天命少年:「這、這是戰鬥中不能說出口的BUG啦!!」
刺客反應極快,立刻重新定位天命少年。
它無法看到我,但能看到天命少年。 於是——殺意轉向。
天命少年:「等等他要殺我了姐姐!!」
我輕輕伸出手。
「別動。」
天命少年:「欸???」
刺客撲向天命少年瞬間——
我描繪一個新的攻擊模型:
- 一階推力
- 三段彈跳
- 角度:固定41°
- 能量:壓縮
- 終點:刺客胸口
指尖——
輕輕一點。
空氣震了一聲,「啪」。
一個透明小球彈出,
彈在竹子——再彈一次——再反射—— 最後以完美的角度撞上刺客胸口。
刺客的胸口瞬間塌陷,
像被無形槌子砸中。
它被擊飛十步,
撞上竹林柱子後整個形體碎成黑灰。
天命少年張大嘴巴:
「姐……姐……
妳……妳剛剛那什麼東西?! 是……物理攻擊嗎?!仙法嗎?!還是……什麼?!?」
「都不是。」
我收回手。
「是算式。」
天命少年:「算、算式?!」
我點頭:
「你會學。

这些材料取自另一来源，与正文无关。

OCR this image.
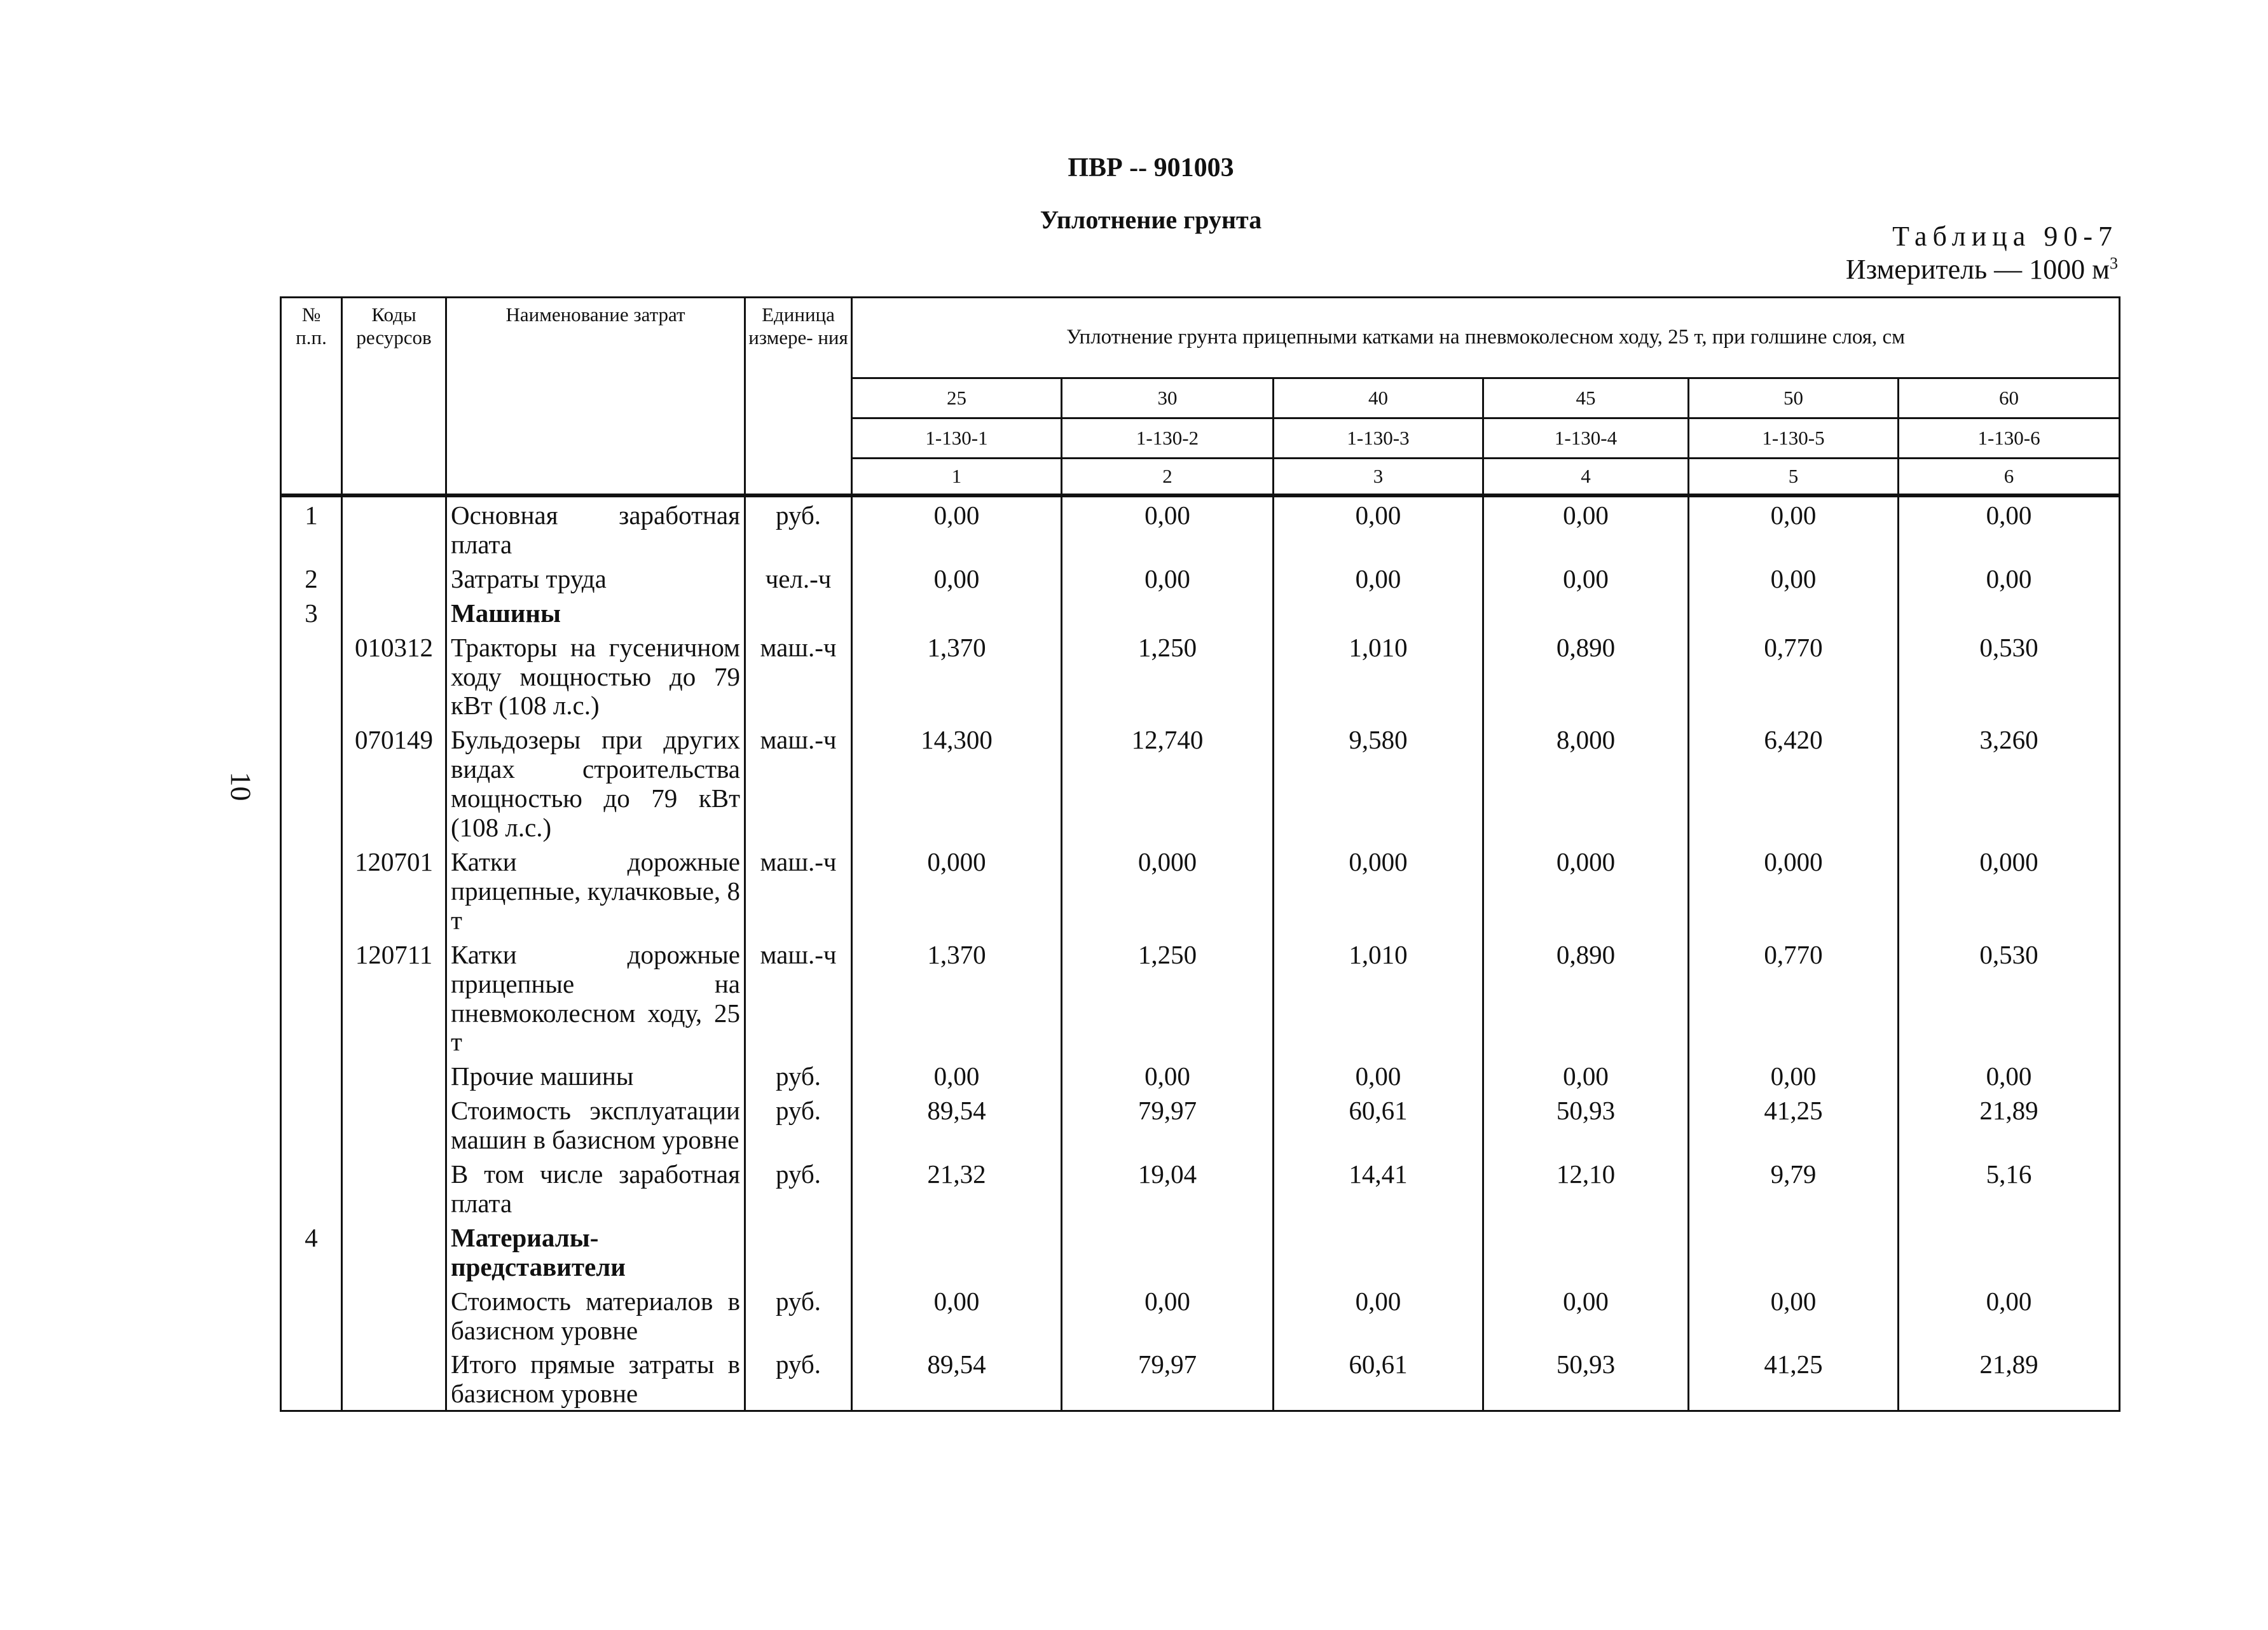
ПВР -- 901003
Уплотнение грунта
Таблица 90-7
Измеритель — 1000 $м^3$
10
№ п.п.	Коды ресурсов	Наименование затрат	Единица измере- ния	Уплотнение грунта прицепными катками на пневмоколесном ходу, 25 т, при голшине слоя, см					
				25	30	40	45	50	60
				1-130-1	1-130-2	1-130-3	1-130-4	1-130-5	1-130-6
				1	2	3	4	5	6
1		Основная заработная плата	руб.	0,00	0,00	0,00	0,00	0,00	0,00
2		Затраты труда	чел.-ч	0,00	0,00	0,00	0,00	0,00	0,00
3		Машины							
	010312	Тракторы на гусеничном ходу мощностью до 79 кВт (108 л.с.)	маш.-ч	1,370	1,250	1,010	0,890	0,770	0,530
	070149	Бульдозеры при других видах строительства мощностью до 79 кВт (108 л.с.)	маш.-ч	14,300	12,740	9,580	8,000	6,420	3,260
	120701	Катки дорожные прицепные, кулачковые, 8 т	маш.-ч	0,000	0,000	0,000	0,000	0,000	0,000
	120711	Катки дорожные прицепные на пневмоколесном ходу, 25 т	маш.-ч	1,370	1,250	1,010	0,890	0,770	0,530
		Прочие машины	руб.	0,00	0,00	0,00	0,00	0,00	0,00
		Стоимость эксплуатации машин в базисном уровне	руб.	89,54	79,97	60,61	50,93	41,25	21,89
		В том числе заработная плата	руб.	21,32	19,04	14,41	12,10	9,79	5,16
4		Материалы-представители							
		Стоимость материалов в базисном уровне	руб.	0,00	0,00	0,00	0,00	0,00	0,00
		Итого прямые затраты в базисном уровне	руб.	89,54	79,97	60,61	50,93	41,25	21,89
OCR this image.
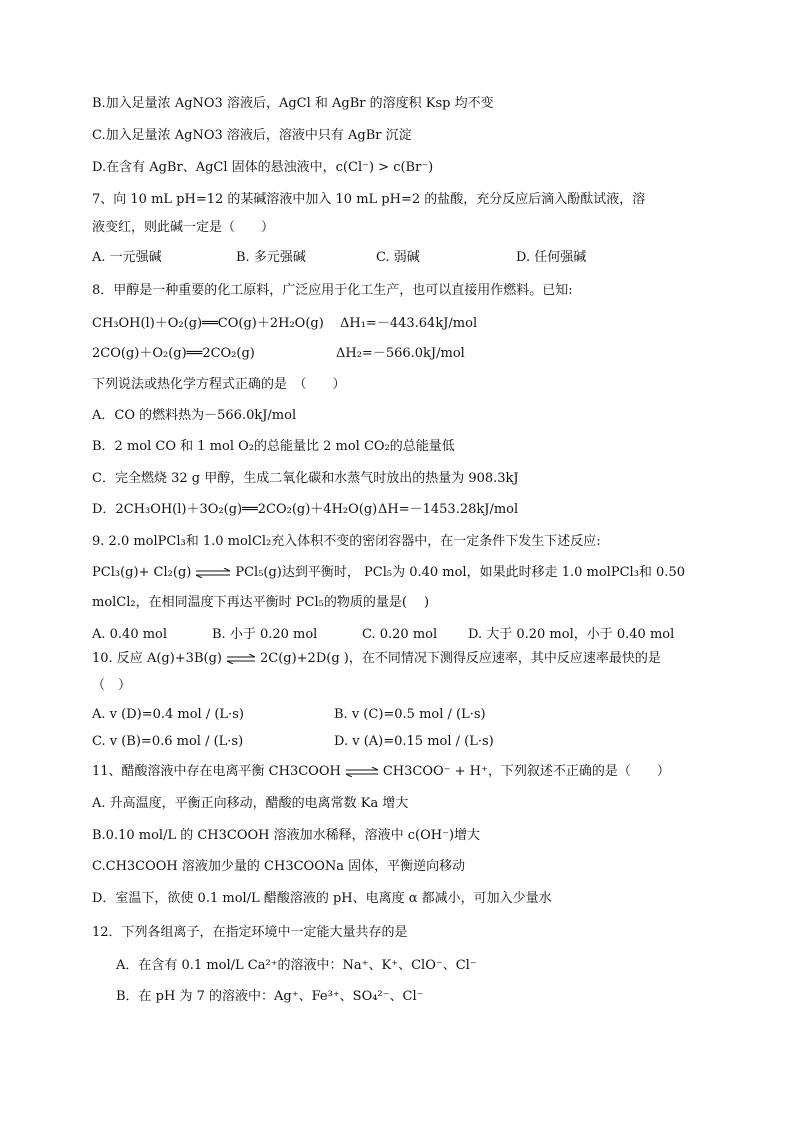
B.加入足量浓 AgNO3 溶液后，AgCl 和 AgBr 的溶度积 Ksp 均不变
C.加入足量浓 AgNO3 溶液后，溶液中只有 AgBr 沉淀
D.在含有 AgBr、AgCl 固体的悬浊液中，c(Cl⁻) > c(Br⁻)
7、向 10 mL pH=12 的某碱溶液中加入 10 mL pH=2 的盐酸，充分反应后滴入酚酞试液，溶
液变红，则此碱一定是（　　）
A. 一元强碱	B. 多元强碱	C. 弱碱	D. 任何强碱
8．甲醇是一种重要的化工原料，广泛应用于化工生产，也可以直接用作燃料。已知:
CH₃OH(l)＋O₂(g)══CO(g)＋2H₂O(g) ΔH₁=－443.64kJ/mol
2CO(g)＋O₂(g)══2CO₂(g)	ΔH₂=－566.0kJ/mol
下列说法或热化学方程式正确的是　（　　）
A．CO 的燃料热为－566.0kJ/mol
B．2 mol CO 和 1 mol O₂的总能量比 2 mol CO₂的总能量低
C．完全燃烧 32 g 甲醇，生成二氧化碳和水蒸气时放出的热量为 908.3kJ
D．2CH₃OH(l)＋3O₂(g)══2CO₂(g)＋4H₂O(g) ΔH=－1453.28kJ/mol
9. 2.0 molPCl₃和 1.0 molCl₂充入体积不变的密闭容器中，在一定条件下发生下述反应:
PCl₃(g)+ Cl₂(g) ⇌ PCl₅(g)达到平衡时， PCl₅为 0.40 mol，如果此时移走 1.0 molPCl₃和 0.50
molCl₂，在相同温度下再达平衡时 PCl₅的物质的量是(　 )
A. 0.40 mol	B. 小于 0.20 mol	C. 0.20 mol D. 大于 0.20 mol，小于 0.40 mol
10. 反应 A(g)+3B(g) ⇌ 2C(g)+2D(g )，在不同情况下测得反应速率，其中反应速率最快的是
（　）
A. v (D)=0.4 mol / (L·s)	B. v (C)=0.5 mol / (L·s)
C. v (B)=0.6 mol / (L·s)	D. v (A)=0.15 mol / (L·s)
11、醋酸溶液中存在电离平衡 CH3COOH ⇌ CH3COO⁻ + H⁺，下列叙述不正确的是（　　）
A. 升高温度，平衡正向移动，醋酸的电离常数 Ka 增大
B.0.10 mol/L 的 CH3COOH 溶液加水稀释，溶液中 c(OH⁻)增大
C.CH3COOH 溶液加少量的 CH3COONa 固体，平衡逆向移动
D．室温下，欲使 0.1 mol/L 醋酸溶液的 pH、电离度 α 都减小，可加入少量水
12．下列各组离子，在指定环境中一定能大量共存的是
A．在含有 0.1 mol/L Ca²⁺的溶液中：Na⁺、K⁺、ClO⁻、Cl⁻
B．在 pH 为 7 的溶液中：Ag⁺、Fe³⁺、SO₄²⁻、Cl⁻
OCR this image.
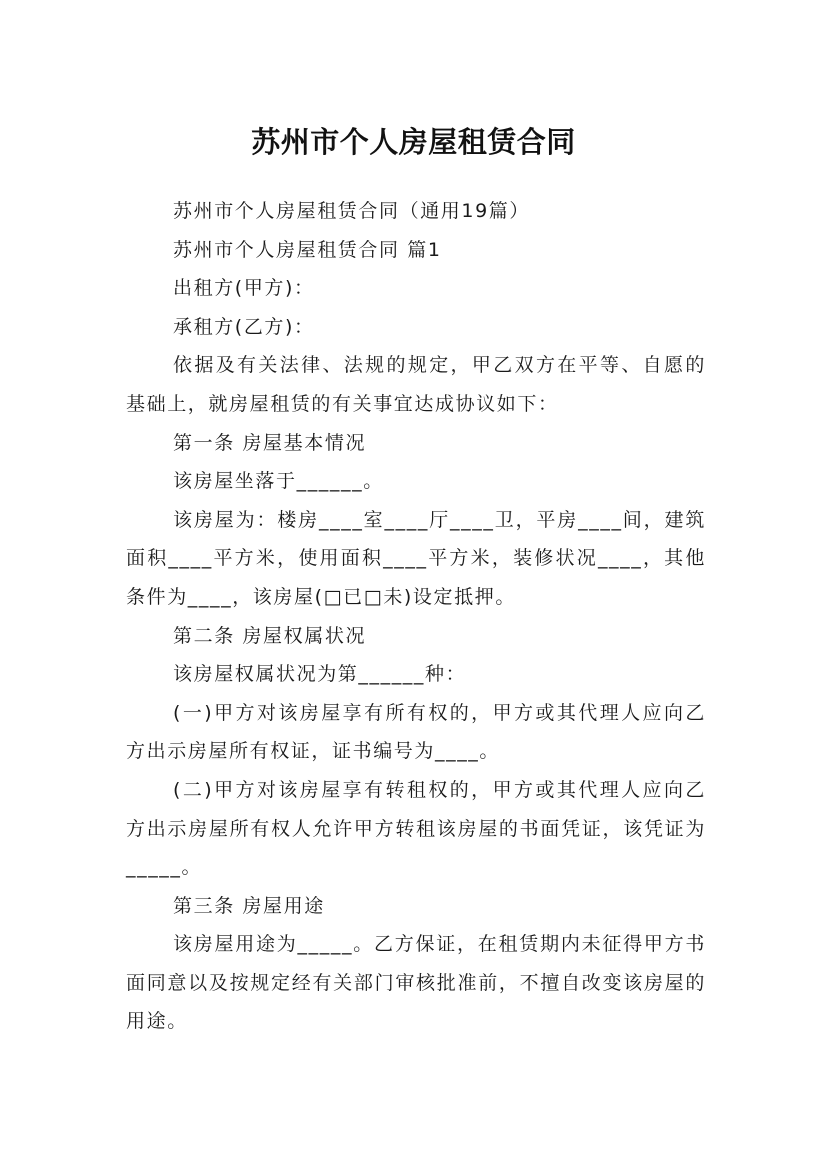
苏州市个人房屋租赁合同

苏州市个人房屋租赁合同（通用19篇）

苏州市个人房屋租赁合同 篇1

出租方(甲方)：

承租方(乙方)：

依据及有关法律、法规的规定，甲乙双方在平等、自愿的基础上，就房屋租赁的有关事宜达成协议如下：

第一条 房屋基本情况

该房屋坐落于______。

该房屋为：楼房____室____厅____卫，平房____间，建筑面积____平方米，使用面积____平方米，装修状况____，其他条件为____，该房屋(□已□未)设定抵押。

第二条 房屋权属状况

该房屋权属状况为第______种：

(一)甲方对该房屋享有所有权的，甲方或其代理人应向乙方出示房屋所有权证，证书编号为____。

(二)甲方对该房屋享有转租权的，甲方或其代理人应向乙方出示房屋所有权人允许甲方转租该房屋的书面凭证，该凭证为_____。

第三条 房屋用途

该房屋用途为_____。乙方保证，在租赁期内未征得甲方书面同意以及按规定经有关部门审核批准前，不擅自改变该房屋的用途。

」
天命少年直接昏倒在竹葉上。
【此時・宗門塔頂】
老者猛地站起。
「魔族刺客進界了?!」
三長老驚呼:「界壁怎麼可能突破?!我們明明有大陣——」
老者冷聲:
「大陣沒有問題。」
「界壁是……被規則自己拉裂的。」
三長老倒吸氣:「又是……那個外來之理?」
老者目光沉沉:
「你不覺得奇怪嗎?」
「魔族刺客去的地方……永遠都是天命弟子附近。」
三長老臉色發青:
「師兄你是說——?」
老者閉上眼。
「天命之子的身邊……站著『某個存在』。」
「那個存在不是魔族。」
「但牠讓魔族誤以為——那是界壁最脆的點。」
三長老低聲:
「那……那我們該怎麼辦?」
老者抬頭,看向竹林方向:
「找到牠。」
沉默——
「在牠毀掉整個世界之前。」
【竹林中】
刺客灰燼落地後,空氣平靜下來。
我正把攻擊模型記錄進丹田。
天命少年醒來後抓著我袖子:
「姐、姐姐……我好像……被嚇到魂飛了三半……」
「還有七半。」我說。
「……姐姐不要亂算啦!!」
他抖著手站起來。
「可是……姐,你剛剛那攻擊……真的可以教我嗎?」
我看著他。
他的五靈根像五道純光,
本來應該走天命劇本—— 但他一直站在我這條誤差線旁邊。
我伸手,輕敲他的額頭。
「你能不能學會,要看你的腦子。」
「姐姐你說腦子的時候眼睛是不是在看不起我!!」
「有一點。」
「嗚——!!」
我收回手。
能量閉環在體內自動轉動。
丹田開始亮起更深一層光芒。
——練氣六層。
天命少年快哭出來:「姐、姐姐……姐姐……這太快了啦……」
我抬頭。
天空深處,
天幕忽然微微亮起。
那是——
天道意識的波動。
它不是一個形象、不是一個人,
只是整個世界在用最原始的方式問:
「你是……誰?」
我沒有回答。
因為它不該問。
也不會得到答案。
天命少年抬頭:「姐姐……天空……是不是在發光?」
我輕聲:
「它在看。」
天命少年:「……看什麼?」
我轉身,走入竹林陰影。
「看一個不該存在的東西。」
「也就是——我。」
竹林深處的陰影吞沒我的身影。
世界規則輕輕顫動了一瞬。
天命少年盯著我的背影,
第一次露出不是崇拜、不是單純的光—— 而是某種對「未知」的深深敬畏。